Patriots Cut Penalties, Gain Wins

The New England Patriots are winning games without scoring a lot of points. They are avoiding penalties, however, a trend Coach Raymond Berry would like to see continued.

Berry said yesterday that his team's avoidance of penalties and Miami's penchant for them were critical in the Patriots' 6-3 victory Sunday night that vastly improved New England's playoff chances.

"You could make a pretty good case that that's the difference in the game," Berry said.

The Dolphins were penalized nine times for 69 yards, while the Patriots were called for just two penalties that set them back 15 yards. Two Miami penalties, both called against free safety Jarvis Williams for unnecessary roughness, helped set up Jason Staurovsky's two field goals.

The first penalty came early in the second quarter after Reggie Dupard ran 14 yards to a first down at the Miami eight-yd. line. That moved the ball to the four and Staurovsky connected from 22 yards four plays later.


The second call against Williams came early in the third quarter with the score tied 3-3. Quarterback Doug Flutie scrambled 15 yards for a first down at the Miami 42 and the penalty put the ball at the 27. Eight plays later, Staurovsky kicked his game-winning 34-yarder.

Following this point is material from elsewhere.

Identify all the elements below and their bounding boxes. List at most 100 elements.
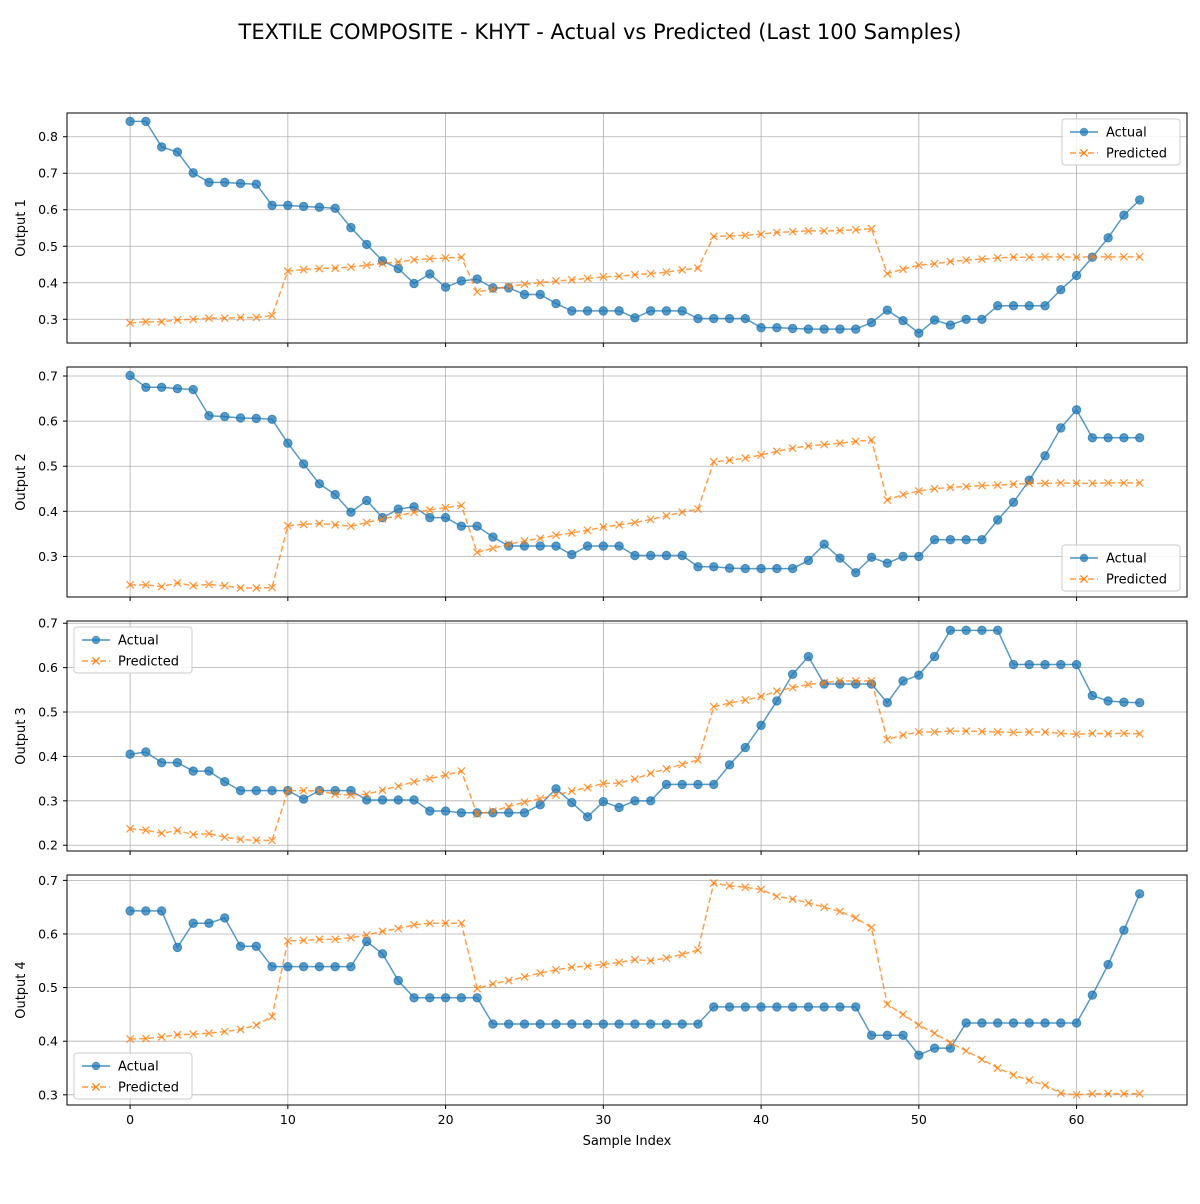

Committing penalties "is dumb football," Berry said. "Let the other team play dumb football, and we will accept all donations."

The Patriots, 2-4 in their first six games, are 5-1 in the six games since then. At 7-5, they are tied with Cleveland in the race for the second AFC wildcard spot, although they have the edge because of a better conference record, the first tiebreaking criterion.

In the first six games, the Patriots committed 42 penalties and 23 turnovers. In the last six, they had 29 penalties and five turnovers.

The drop in penalties "definitely shows that they're concentrating on playing smart football," Berry said of his players. "It's one phase of the game that you really have a tremendous amount of control over."

New England also has controlled the ball with its running game, thus keeping the ball away from opponents and lessening the need to score.